ADR-005: Rust Audio Engine (v2m_engine)¶
Status¶
Accepted
Date¶
2025-01-10
Context¶
Audio capture in pure Python presented critical limitations for a real-time dictation experience:
Identified problems:¶
- GIL blocking: Audio capture competed with transcription for the GIL
- Variable latency: 10-50ms jitter in audio buffering
- sounddevice overhead: Python callbacks added latency
- Inefficient VAD: Silero VAD in Python processed samples with overhead
Requirements:¶
- Capture latency < 10ms
- Pre-processed VAD before Python
- Lock-free circular buffer
- Zero-copy when possible
Decision¶
Develop native Rust extension (v2m_engine) for critical audio tasks.
Components:¶
v2m_engine/
├── src/
│ ├── audio_capture.rs # CPAL-based capture
│ ├── ring_buffer.rs # Lock-free circular buffer
│ ├── vad.rs # Silero ONNX inference
│ └── lib.rs # PyO3 bindings
Python interface:¶
from v2m_engine import AudioCapture, VADProcessor
capture = AudioCapture(sample_rate=16000, buffer_size=4096)

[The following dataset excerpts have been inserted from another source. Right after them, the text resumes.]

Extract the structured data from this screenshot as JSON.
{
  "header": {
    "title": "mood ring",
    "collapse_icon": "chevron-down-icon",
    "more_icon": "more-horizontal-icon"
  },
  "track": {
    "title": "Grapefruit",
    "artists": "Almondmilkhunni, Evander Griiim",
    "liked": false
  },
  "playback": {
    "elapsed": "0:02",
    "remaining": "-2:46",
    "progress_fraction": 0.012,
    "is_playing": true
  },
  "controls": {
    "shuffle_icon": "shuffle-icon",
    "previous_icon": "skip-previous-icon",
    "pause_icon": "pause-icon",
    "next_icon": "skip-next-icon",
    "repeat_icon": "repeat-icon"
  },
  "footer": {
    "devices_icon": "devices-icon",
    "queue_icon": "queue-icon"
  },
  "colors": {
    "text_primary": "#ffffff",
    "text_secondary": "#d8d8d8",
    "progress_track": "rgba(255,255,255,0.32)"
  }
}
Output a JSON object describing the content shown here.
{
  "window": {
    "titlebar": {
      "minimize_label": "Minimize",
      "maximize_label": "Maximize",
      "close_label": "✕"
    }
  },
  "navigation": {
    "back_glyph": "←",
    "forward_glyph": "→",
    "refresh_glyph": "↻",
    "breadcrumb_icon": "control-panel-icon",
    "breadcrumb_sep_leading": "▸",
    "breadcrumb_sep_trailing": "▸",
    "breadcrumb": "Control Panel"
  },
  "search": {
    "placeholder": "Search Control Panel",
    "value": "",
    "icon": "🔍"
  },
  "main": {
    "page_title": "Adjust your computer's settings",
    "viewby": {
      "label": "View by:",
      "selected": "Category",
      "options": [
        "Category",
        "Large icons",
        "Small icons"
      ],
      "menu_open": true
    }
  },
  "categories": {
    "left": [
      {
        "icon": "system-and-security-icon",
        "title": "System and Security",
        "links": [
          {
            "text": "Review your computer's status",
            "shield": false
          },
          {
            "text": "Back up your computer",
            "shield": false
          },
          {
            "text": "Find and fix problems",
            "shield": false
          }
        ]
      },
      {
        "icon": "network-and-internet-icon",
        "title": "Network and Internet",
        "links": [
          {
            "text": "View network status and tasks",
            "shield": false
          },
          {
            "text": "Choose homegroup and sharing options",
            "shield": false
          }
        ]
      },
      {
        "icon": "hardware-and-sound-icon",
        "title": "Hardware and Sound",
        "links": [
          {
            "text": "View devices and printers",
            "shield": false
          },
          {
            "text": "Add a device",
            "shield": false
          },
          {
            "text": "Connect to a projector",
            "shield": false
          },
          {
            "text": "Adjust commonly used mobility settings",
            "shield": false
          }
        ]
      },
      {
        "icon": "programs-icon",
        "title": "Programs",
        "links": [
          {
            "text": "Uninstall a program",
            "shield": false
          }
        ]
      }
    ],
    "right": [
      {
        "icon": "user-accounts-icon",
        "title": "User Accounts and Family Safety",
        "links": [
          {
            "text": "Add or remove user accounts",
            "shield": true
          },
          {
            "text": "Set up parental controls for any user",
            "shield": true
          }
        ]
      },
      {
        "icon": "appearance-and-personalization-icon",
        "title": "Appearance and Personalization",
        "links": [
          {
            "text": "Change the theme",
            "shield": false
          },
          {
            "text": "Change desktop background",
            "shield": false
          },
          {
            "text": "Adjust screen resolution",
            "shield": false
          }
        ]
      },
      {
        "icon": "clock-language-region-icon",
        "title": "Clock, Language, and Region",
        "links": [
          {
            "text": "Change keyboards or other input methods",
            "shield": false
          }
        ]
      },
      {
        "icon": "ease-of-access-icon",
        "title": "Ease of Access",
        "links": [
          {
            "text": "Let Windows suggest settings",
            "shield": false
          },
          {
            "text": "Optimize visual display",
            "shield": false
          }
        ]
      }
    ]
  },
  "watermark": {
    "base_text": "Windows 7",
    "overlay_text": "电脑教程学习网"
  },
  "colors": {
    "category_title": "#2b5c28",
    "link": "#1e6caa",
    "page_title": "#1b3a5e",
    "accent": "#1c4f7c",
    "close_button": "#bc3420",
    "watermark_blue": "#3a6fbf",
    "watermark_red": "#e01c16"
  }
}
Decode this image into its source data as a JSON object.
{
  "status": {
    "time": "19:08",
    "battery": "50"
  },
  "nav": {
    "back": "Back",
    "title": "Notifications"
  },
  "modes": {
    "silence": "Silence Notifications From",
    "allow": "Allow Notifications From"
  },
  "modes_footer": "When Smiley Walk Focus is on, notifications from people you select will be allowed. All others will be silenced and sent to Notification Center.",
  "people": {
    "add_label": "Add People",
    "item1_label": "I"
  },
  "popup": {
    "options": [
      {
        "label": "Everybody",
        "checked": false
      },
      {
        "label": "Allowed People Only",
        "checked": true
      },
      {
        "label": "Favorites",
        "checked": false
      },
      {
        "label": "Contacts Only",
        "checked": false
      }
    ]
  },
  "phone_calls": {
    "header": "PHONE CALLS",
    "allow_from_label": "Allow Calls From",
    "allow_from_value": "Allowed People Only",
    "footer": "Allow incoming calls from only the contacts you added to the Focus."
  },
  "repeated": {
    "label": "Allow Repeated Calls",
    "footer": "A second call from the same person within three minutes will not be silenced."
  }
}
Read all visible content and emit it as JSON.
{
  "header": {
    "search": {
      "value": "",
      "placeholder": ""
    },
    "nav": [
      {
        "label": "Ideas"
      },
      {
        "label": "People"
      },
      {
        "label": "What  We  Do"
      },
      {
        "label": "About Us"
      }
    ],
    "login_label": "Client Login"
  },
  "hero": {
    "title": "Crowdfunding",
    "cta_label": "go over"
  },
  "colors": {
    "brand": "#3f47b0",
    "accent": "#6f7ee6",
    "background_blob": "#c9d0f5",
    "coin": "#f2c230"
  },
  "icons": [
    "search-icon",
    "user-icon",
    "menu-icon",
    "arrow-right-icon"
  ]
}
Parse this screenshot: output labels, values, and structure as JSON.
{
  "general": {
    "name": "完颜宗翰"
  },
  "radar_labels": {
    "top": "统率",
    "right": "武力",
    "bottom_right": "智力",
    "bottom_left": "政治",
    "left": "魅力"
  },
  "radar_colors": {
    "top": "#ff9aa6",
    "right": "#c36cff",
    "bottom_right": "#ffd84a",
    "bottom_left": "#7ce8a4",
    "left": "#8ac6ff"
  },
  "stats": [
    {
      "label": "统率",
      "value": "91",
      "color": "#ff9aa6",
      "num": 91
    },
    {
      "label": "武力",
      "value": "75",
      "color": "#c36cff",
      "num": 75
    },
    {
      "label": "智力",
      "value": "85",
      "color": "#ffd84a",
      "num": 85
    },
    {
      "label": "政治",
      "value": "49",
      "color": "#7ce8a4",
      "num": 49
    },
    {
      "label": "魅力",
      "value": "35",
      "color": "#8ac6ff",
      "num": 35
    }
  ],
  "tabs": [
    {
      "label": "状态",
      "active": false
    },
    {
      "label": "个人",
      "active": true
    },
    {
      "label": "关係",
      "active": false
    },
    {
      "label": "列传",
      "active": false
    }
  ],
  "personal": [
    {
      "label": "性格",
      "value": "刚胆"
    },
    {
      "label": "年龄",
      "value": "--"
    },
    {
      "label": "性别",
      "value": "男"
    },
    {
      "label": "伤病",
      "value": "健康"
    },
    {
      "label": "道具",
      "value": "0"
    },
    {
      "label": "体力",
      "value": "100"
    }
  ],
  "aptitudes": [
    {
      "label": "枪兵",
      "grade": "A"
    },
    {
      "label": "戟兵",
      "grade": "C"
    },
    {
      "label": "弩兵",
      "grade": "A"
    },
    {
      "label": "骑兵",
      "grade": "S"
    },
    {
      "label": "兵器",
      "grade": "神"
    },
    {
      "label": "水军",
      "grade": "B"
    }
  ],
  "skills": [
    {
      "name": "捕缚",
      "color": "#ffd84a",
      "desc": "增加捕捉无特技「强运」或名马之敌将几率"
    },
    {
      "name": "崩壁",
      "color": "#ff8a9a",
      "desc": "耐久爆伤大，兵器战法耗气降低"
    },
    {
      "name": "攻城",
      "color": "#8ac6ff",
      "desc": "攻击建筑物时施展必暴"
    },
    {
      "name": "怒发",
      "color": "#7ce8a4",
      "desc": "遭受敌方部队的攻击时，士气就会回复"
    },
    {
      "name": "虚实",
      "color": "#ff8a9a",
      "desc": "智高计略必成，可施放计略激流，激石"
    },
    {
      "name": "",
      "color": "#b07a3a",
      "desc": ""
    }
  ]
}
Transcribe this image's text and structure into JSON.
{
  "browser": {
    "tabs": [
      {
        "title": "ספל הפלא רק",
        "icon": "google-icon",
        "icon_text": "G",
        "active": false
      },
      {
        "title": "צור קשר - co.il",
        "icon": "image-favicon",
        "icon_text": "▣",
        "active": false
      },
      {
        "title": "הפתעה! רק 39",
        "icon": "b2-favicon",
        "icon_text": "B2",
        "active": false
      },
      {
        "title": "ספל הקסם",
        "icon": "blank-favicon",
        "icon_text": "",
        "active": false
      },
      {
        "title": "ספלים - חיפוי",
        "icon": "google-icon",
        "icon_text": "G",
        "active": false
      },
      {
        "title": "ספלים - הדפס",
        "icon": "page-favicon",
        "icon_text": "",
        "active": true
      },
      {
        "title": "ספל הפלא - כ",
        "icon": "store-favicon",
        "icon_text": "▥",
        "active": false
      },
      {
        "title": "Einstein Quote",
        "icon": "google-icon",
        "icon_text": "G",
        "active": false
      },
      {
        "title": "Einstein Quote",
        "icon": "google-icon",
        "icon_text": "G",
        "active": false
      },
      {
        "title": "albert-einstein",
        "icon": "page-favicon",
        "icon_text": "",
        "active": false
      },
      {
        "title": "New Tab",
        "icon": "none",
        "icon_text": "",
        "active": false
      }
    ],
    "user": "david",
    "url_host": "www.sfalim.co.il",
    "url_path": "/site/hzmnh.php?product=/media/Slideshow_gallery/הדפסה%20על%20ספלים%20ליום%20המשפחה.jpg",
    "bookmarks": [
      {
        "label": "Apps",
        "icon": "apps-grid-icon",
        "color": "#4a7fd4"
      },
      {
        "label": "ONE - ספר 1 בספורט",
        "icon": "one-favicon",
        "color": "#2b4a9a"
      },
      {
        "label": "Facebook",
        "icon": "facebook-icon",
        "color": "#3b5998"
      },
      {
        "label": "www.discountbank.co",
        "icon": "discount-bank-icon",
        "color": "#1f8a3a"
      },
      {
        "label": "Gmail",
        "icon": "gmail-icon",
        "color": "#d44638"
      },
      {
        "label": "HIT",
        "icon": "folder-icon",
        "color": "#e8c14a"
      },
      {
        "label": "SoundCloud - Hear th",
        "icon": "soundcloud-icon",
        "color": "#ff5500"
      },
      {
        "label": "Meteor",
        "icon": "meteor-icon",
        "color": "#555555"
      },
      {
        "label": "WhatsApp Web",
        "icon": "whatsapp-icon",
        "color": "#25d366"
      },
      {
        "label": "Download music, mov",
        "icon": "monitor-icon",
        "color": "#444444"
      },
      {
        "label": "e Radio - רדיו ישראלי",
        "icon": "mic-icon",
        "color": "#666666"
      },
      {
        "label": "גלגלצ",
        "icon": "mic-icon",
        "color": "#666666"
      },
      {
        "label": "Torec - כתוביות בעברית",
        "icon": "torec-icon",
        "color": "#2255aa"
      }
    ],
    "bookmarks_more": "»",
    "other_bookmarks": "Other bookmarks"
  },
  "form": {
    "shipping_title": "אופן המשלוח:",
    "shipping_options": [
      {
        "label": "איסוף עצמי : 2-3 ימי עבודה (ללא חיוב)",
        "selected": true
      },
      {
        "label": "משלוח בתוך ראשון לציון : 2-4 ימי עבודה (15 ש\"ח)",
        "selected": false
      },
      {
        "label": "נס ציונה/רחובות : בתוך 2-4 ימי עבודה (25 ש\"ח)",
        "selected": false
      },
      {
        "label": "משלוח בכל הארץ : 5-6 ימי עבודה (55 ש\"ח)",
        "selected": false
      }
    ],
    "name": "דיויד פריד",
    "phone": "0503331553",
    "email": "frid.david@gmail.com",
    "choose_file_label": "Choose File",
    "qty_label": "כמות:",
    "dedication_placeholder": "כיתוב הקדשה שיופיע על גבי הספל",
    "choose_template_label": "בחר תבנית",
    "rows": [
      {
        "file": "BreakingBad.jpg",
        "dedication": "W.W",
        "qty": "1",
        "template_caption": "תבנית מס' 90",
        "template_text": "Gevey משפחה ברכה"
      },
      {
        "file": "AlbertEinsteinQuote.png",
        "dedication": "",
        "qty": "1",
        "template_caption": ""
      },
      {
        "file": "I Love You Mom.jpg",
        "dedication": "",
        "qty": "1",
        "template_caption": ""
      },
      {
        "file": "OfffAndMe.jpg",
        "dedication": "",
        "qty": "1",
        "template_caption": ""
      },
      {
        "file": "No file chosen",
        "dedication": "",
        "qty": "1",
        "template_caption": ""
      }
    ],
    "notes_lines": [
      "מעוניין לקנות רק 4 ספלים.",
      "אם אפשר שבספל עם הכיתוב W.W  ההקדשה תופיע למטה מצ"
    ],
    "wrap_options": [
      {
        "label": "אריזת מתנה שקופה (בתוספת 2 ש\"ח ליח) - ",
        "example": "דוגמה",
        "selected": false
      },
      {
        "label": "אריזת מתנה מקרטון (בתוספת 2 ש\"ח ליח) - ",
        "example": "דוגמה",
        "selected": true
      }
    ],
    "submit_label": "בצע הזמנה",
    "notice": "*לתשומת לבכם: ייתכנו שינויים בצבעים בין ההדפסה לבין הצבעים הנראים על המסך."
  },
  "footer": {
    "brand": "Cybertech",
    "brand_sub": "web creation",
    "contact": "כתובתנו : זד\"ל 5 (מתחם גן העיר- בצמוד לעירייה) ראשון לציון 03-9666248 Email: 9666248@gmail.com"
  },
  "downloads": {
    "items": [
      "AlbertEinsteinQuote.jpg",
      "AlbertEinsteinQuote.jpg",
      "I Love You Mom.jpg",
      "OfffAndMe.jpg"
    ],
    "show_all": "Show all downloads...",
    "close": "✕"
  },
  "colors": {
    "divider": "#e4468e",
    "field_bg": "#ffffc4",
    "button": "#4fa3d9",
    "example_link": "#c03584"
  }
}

vad = VADProcessor(threshold=0.5)
async with capture.stream() as audio:
if vad.contains_speech(audio):
await transcriber.process(audio)
Consequences¶
Positive¶
- ✅ Latency < 5ms: CPAL + lock-free buffers
- ✅ GIL-free: Audio thread independent from Python
- ✅ Efficient VAD: Native ONNX runtime, 10x faster
- ✅ Zero-copy: NumPy arrays share memory with Rust
Negative¶
- ⚠️ Build complexity: Requires Rust toolchain + maturin
- ⚠️ Cross-language debugging: Mixed Python/Rust stack traces
- ⚠️ Portability: Platform-specific binaries
Alternatives Considered¶
Pure Python (sounddevice + numpy)¶
- Rejected: GIL blocking and unacceptable latency.
Cython¶
- Rejected: Still tied to GIL, limited benefits.
C++ Extension¶
- Rejected: Rust offers memory safety without GC, better tooling (cargo).